In general, an alibi of system reform has been countenanced too long. After over a decade of reform claims and the redefinition of the status of prisoners, the ethical outcome respecting human rights in China, here conforming with international medical ethical standards, is categorical cessation of organ sourcing from prisoners. Practically, this would remove the perverse incentives shared and relied upon by medical and judicial establishments, and by the general population. Given the nature of the violations and delay, justification of gradually realizing an ethical practice fails. This recognition should hold for actors and institutions of influence outside of China now in possession of over a decade of knowledge. While human rights violations in China span systemic structural preconditions, augmented by political whim, the most proximate point of intervention still lies with the medical community and professional societies. Admitting the failure of gradualism, and increasing, rather than decreasing, professional sanctions, may more quickly realize the intent: Cessation of prisoner organ sourcing generally; reducing perverse incentives in death penalty demand (moral hazard); and confronting the general population with two ethical alternatives: supporting or declining voluntary organ transplantation as a system, while bearing the cost of either choice.

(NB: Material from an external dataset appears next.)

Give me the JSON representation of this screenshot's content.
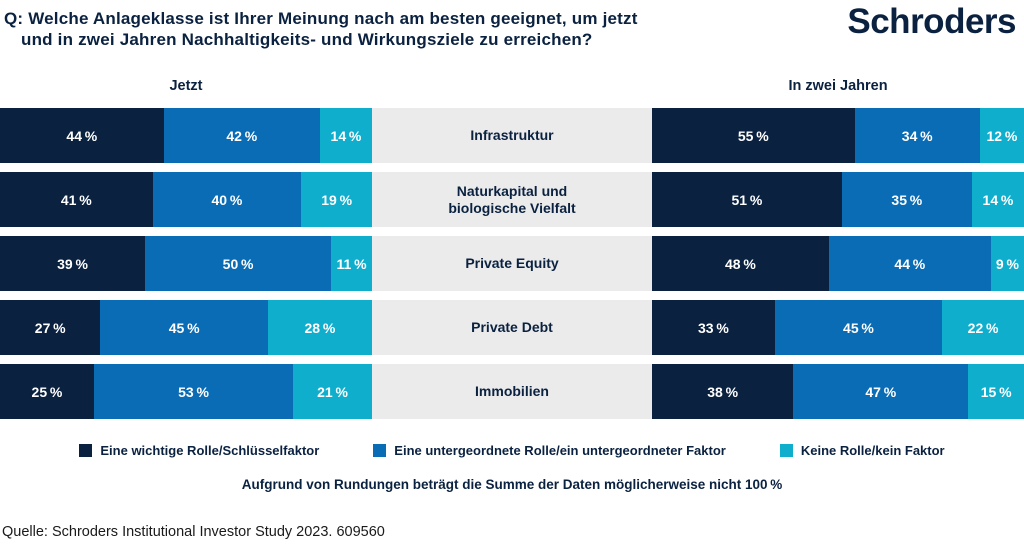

The unethical practice of organ procurement from executed prisoners in China is associated with a large scale of abuse and a cascade of severe human rights violations, including, we contend, organ explantation from still-alive human beings, and, upstream, conditioning the supply of prisoners exploited per se or then solicited to ‘freely’ offer organs as atonement for real or supposed crimes. Those involved in organ harvesting from still-alive prisoners must be prosecuted. The unethical practice of lethally procuring vital organs from the living must be prevented by a law prohibiting use of prisoner organs generally, supporting change in the practical legal, medical and popular culture surrounding transplantation in China. Finally, greater influence may be exerted by international institutions through change of strategy.